Çakıroğlu, şunları söylemiş oldu: “Pandemi niçiniyle hazırlık periyodu çok bizi zorlayan bir periyot oldu. Tam olacak dediğimiz noktada ertelendi, ondan sonrasında ortaya bir vakit girdi, tekrar adapte olmaya performansı yakalamaya çalıştık. Bayan cinayetlerinin hayli arttığı bu vakitte Türk hanımının neler başarabileceğini göstermek istedim. Ben bu metni yazarken epeyce duyguluydum, epey duygulandım herkes de epey duygulanmış. Annem ve ailem benim için yol gösterici kahramanlarım.”
“HAKEM kararı ETKİLEDİ”
“Finalde hakem fazlaca büyük tesir oldu. Final maçında hakem faktörü olduğunu düşünüyoruz, buna inanıyoruz. Zira birinci rauntta köşeye geldiğimde 5-0’lık bir skor mümkün değil, yani boksu hiç bilmeyen de anlayabilir. Biz ondan sonrasında antrenörümle maçı izlediğimizde ağır çekimde net vuruşlarımızın daha fazla olduğunu, en az 5 tane daha fazla net yumruk vurduğum görüntüde görünüyor. Ancak bunu bir mazeret olarak düşünmüyoruz. Benden kaynaklı niçinlere dönmeye çalışıyorum.”

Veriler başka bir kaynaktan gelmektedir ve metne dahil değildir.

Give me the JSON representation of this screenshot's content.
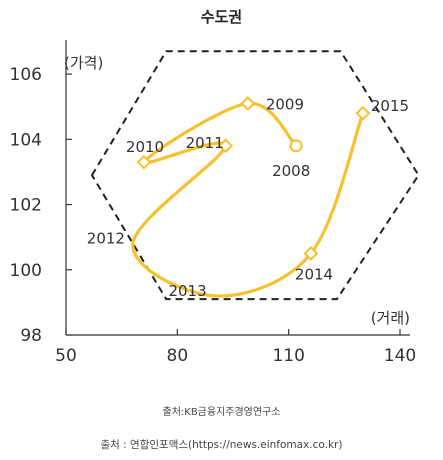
{
  "chart_data": {
    "type": "line",
    "title": "수도권",
    "ylabel": "(가격)",
    "xlabel": "(거래)",
    "xlim": [
      50,
      140
    ],
    "ylim": [
      98,
      106.8
    ],
    "x_ticks": [
      50,
      80,
      110,
      140
    ],
    "y_ticks": [
      98,
      100,
      102,
      104,
      106
    ],
    "series": [
      {
        "color": "#f5c12e",
        "points": [
          {
            "label": "2008",
            "x": 112,
            "y": 103.8,
            "marker": "circle"
          },
          {
            "label": "2009",
            "x": 99,
            "y": 105.1,
            "marker": "diamond"
          },
          {
            "label": "2010",
            "x": 71,
            "y": 103.3,
            "marker": "diamond"
          },
          {
            "label": "2011",
            "x": 93,
            "y": 103.8,
            "marker": "diamond"
          },
          {
            "label": "2012",
            "x": 68,
            "y": 100.8,
            "marker": "none"
          },
          {
            "label": "2013",
            "x": 90,
            "y": 99.2,
            "marker": "none"
          },
          {
            "label": "2014",
            "x": 116,
            "y": 100.5,
            "marker": "diamond"
          },
          {
            "label": "2015",
            "x": 130,
            "y": 104.8,
            "marker": "diamond"
          }
        ]
      }
    ],
    "hexagon": {
      "style": "dashed",
      "vertices": [
        [
          57,
          102.9
        ],
        [
          77,
          106.7
        ],
        [
          124,
          106.7
        ],
        [
          145,
          102.9
        ],
        [
          123,
          99.1
        ],
        [
          77,
          99.1
        ]
      ]
    }
  },
  "sources": {
    "data_source": "출처:KB금융지주경영연구소",
    "image_source": "출처 : 연합인포맥스(https://news.einfomax.co.kr)"
  }
}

“FENERBAHÇE’DE BİZ BİR AİLEYİZ”
Buse Naz Çakıroğlu, kulübü Fenerbahçe’de epey memnun olduğunu söz etti. Ulusal boksör, “Başkanımız Ali Koç ile daima görüşüyoruz. Yalnızca turnuva vakti değil kamplarda da daima görüşüyoruz. Bir gereksinimim olduğumda onu arayabileceğim itimadını bana her vakit
veriyor. Fenerbahçe büyük bir kulüp, kulüpten fazla biz burada bir aile üzereyiz. Kendinizi bulunduğunuz ortamda kıymetli hissetmeniz size dayanak olunması size her şartta inanç veriyor. Olimpik branşlarda takviye görmek bize verilen bedel bizi daha düzgün yerlere taşıyor” dedi.
DİYETİSYEN EŞLİĞİNDE 5 SAAT ANTRENMAN
“Olimpiyata hazırlandığım periyotta sabah 2.5, akşam 2.5 saat olmak üzere günde 5 saat idman yapıyorum. Beslenmeye de hayli dikkat ediyoruz. Son 3 ay dikkatli ve istikrarlı besleniyorum. Sıklet sporu yaptığım için kilo düşüyorum aslına bakarsanız. İdmanlar kilo düşmeye
dönmesin diye diyetisyen eşliğinde beslenmeye dikkat ediyorum.”
“DEDELERİMİZ ÇOCUKLUK ARKADAŞI”
Ulusal sportmen, hemşehrisi Buse’yle ilgili enteresan bir not paylaştı. Çakıroğlu, “Buse benden 2 yaş küçük. Doğum günlerimiz ve aylarımız birebir. İsimlerimiz memleketlerimiz birebir. Ben Buse ile tanıştıktan daha sonra öğrendim benim dedem ile onun babası da gençlik arkadaşı. daha sonradan birbirimize denk geldik. Benim dedem onun babası telefonla görüşüyorlarmış daha sonra öğrendik” dedi.
“BOKS SATRANÇ GİBİ”
“Öncelikle boks sporu olimpiyatlardan çıkarılmalı kanısını mutlaka gerçek bulmuyorum. Biz ringde rakiplerimize her vakit saygılıyız. Beşerler boksu yalnızca dövüş sporu olarak görüyor lakin ben boks sporunu bir satranç oyunu olarak görüyorum. Katiyen zeki olunması ve düşünülmesi gereken bir branş. 2018 yılında boks mesleğime nokta koyma fikri olmuştu. bir daha ayağa kalkmamda annem ve ailem kıymetli faktör oldu.”